Venous thromboembolism (VTE), including deep-vein thrombosis and pulmonary embolism, represents a major cause of morbidity and mortality in cancer patients. An increased tumor burden results in a higher risk for VTE with the highest risk in patients receiving systemic chemotherapy or being hospitalized on surgical and medical floors.

Although there are no validated data on the risk assessment in cancer patients on the ICU, according to the American Society of Clinical Oncology guidelines, risk scores (Khorana Score, revised Khorana score, Vienna score and Protecht score) are helpful tools to identify patients at highest risk for VTE [79‐81]. For further information on thromboprophylaxis in hospitalized patients with cancer, thromboprophylaxis in surgical patients with cancer, and treatment of thrombosis, please see Supplement Table S3 and accompanying text.

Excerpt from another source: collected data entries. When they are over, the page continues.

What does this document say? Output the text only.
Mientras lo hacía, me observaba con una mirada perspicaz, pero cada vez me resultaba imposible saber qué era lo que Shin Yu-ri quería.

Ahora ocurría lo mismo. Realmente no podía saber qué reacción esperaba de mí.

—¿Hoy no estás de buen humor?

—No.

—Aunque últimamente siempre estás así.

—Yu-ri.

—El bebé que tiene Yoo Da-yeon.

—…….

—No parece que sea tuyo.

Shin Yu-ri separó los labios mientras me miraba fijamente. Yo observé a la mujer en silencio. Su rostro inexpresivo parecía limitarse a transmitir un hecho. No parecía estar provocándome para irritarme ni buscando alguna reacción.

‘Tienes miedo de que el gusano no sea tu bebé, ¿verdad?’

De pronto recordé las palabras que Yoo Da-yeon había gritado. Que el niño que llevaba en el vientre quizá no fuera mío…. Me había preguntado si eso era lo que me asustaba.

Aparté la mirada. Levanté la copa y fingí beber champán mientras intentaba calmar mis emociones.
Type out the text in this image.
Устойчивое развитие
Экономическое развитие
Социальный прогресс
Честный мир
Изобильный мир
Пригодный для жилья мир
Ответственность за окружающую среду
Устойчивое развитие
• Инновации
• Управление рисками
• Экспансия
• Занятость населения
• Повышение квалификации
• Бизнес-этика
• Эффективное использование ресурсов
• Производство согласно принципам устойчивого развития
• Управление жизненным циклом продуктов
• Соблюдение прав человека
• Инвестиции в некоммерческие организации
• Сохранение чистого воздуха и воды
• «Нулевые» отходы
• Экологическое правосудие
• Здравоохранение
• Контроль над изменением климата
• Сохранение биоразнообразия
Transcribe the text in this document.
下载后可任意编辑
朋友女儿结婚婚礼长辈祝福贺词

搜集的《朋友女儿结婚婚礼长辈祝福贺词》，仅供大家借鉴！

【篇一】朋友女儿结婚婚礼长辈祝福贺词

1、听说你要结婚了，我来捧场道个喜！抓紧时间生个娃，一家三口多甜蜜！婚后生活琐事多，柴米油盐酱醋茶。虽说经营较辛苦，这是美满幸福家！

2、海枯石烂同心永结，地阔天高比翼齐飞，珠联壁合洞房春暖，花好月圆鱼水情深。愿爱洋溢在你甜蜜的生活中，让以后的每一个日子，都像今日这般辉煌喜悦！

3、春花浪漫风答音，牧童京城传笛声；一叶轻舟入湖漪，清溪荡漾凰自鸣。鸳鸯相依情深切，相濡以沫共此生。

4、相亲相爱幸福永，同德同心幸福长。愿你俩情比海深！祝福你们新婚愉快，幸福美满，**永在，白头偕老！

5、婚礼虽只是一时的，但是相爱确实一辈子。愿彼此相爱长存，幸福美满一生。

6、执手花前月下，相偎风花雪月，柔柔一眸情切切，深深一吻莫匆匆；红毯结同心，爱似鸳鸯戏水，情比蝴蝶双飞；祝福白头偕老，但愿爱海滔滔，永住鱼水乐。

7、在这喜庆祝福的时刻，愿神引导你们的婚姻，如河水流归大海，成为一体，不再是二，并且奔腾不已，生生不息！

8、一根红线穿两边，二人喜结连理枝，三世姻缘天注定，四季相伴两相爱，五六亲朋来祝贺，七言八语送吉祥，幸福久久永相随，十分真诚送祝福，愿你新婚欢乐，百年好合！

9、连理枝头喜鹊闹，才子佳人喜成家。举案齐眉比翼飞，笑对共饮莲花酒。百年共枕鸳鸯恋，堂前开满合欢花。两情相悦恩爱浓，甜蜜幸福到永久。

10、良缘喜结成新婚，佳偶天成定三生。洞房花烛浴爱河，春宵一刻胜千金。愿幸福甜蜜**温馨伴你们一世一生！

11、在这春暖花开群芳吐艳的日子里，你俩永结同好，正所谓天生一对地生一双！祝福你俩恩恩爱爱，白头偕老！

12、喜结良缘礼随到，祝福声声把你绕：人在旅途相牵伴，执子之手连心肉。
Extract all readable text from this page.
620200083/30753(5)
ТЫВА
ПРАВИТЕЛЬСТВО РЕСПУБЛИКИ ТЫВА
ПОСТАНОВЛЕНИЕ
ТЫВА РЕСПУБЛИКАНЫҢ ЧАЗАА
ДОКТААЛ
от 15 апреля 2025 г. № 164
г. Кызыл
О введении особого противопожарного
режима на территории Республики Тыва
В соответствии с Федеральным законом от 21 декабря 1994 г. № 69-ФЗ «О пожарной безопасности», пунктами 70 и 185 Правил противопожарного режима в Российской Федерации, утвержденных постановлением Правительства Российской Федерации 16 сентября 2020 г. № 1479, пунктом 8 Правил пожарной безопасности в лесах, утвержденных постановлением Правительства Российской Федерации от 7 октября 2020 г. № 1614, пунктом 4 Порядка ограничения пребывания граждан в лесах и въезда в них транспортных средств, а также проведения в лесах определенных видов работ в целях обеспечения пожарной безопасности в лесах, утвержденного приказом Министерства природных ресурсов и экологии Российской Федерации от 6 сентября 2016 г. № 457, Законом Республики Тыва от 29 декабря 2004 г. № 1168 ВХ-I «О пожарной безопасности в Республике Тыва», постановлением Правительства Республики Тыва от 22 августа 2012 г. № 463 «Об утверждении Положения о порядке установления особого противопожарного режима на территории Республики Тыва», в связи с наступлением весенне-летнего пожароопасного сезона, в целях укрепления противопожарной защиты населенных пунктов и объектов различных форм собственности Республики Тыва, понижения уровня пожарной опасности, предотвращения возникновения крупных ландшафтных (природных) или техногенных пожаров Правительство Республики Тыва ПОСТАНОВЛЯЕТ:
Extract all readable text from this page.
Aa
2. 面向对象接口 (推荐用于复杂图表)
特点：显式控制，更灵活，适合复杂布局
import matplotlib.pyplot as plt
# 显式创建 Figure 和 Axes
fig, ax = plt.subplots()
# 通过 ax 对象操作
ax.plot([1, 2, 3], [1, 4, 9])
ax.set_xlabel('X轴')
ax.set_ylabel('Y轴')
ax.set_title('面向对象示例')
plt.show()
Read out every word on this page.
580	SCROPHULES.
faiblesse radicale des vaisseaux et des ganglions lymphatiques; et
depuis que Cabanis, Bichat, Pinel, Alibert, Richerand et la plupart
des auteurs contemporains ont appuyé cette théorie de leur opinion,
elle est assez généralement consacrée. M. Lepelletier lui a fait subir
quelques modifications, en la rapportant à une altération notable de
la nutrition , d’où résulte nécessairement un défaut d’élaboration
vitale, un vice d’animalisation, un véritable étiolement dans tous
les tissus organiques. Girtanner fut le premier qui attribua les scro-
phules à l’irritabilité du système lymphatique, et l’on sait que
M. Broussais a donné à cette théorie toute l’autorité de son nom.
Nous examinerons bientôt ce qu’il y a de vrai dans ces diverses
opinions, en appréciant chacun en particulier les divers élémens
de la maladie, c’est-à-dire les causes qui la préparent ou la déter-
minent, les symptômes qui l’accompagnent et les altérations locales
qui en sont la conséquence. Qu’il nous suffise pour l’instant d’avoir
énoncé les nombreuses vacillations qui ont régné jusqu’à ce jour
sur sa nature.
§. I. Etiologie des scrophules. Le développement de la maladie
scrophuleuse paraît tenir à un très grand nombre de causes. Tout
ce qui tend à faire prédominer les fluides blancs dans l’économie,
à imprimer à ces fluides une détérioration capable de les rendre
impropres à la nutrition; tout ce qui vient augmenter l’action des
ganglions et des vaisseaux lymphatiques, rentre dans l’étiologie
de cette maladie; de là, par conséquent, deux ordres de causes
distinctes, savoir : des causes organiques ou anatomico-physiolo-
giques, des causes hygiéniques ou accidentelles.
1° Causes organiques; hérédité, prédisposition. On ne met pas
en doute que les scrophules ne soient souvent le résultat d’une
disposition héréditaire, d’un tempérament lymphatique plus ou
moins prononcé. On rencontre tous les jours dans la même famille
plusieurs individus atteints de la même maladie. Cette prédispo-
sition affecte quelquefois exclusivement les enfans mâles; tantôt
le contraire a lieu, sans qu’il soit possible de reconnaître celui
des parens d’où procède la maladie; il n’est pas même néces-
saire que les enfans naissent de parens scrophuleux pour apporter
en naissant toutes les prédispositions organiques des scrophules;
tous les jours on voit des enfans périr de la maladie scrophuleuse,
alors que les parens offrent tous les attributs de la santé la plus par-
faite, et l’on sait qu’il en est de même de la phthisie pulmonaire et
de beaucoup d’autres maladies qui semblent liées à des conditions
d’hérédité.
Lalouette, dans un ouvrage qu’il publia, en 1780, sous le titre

Pharmacological and cellular treatment of cancer is changing dramatically not only with benefits for patient’s outcome and comfort, but also with new toxicity profiles. The vast majority of adverse events can be classified as mild or moderate but there are also some cases of severe and life-threatening complications requiring ICU admission. Diagnosis and management of severe side effects after (monoclonal or bispecific) antibody treatment, tyrosine kinase inhibitors, immune checkpoint inhibitors, and chimeric antigen receptor-modified (CAR-) T cells were summarized recently in a concise review by the iCHOP group [82].